Une nouvelle direction
Le départ anticipé de Gary Gensler ouvre la possibilité d’un changement de direction à la SEC, et de nombreux membres de la communauté Bitcoin espèrent que la prochaine direction adoptera une position plus équilibrée. L’espoir est que cela encouragera l’innovation et apportera une clarté réglementaire sans étouffer la croissance du secteur. Dans ce contexte, le président élu Donald Trump a nommé Paul Atkins, ardent défenseur des actifs numériques, comme futur dirigeant de l’organisation. Toutefois, la désignation doit encore être approuvée par le Congrès.
Quant à l’administration sortante de la SEC, eh bien elle part sans la moindre autocritique. La preuve en est que, il y a quelques jours, Gensler a profité d’une interview pour Bloomberg Television et a souligné qu’il souhaitait uniquement protéger les investisseurs dans une industrie qu’il considère comme très similaire au Far West. L’économiste affirme avoir mis en œuvre une centaine de mesures liées aux cryptomonnaies, qui s’ajoutent aux 80 adoptées par son prédécesseur, Jay Clayton. En outre, il a souligné une fois de plus que, au cours de toutes ses années consacrées à la finance, il n’avait jamais vu un secteur aussi en proie à des irrégularités.

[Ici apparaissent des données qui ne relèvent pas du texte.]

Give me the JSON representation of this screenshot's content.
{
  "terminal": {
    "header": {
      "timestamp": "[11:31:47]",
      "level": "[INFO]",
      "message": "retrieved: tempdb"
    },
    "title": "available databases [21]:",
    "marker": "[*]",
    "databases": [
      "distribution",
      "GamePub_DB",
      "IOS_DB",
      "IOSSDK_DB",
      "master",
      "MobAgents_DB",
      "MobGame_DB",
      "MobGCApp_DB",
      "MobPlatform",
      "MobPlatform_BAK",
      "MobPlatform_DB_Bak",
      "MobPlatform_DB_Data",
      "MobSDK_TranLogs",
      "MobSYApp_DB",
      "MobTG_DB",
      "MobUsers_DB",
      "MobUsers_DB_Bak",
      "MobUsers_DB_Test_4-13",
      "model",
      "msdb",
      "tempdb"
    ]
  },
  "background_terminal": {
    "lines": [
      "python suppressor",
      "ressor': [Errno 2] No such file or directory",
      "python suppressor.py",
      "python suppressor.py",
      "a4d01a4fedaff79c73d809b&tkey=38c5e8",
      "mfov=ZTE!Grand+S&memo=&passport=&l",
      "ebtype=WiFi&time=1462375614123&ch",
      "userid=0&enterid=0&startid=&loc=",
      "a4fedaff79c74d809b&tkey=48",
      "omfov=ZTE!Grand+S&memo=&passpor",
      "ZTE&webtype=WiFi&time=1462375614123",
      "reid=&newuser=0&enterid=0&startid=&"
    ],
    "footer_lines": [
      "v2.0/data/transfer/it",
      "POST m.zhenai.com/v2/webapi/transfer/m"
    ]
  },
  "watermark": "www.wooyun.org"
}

Ce que Gensler n’a bien sûr pas abordé, ce sont des questions telles que la reprise par la SEC d’un secteur qui devrait être soumis à la réglementation de la CFTC. Un exemple réside dans un procès intenté en mars 2024, lorsque la Commodity Futures Trading Commission (CFTC) des États-Unis a légalement accusé la bourse KuCoin d’exploiter une plateforme de négociation de matières premières sans enregistrement approprié. Cette action a mis en évidence le manque de clarté réglementaire dans le pays, la CFTC et la SEC appliquant des critères contradictoires pour classer les crypto-monnaies.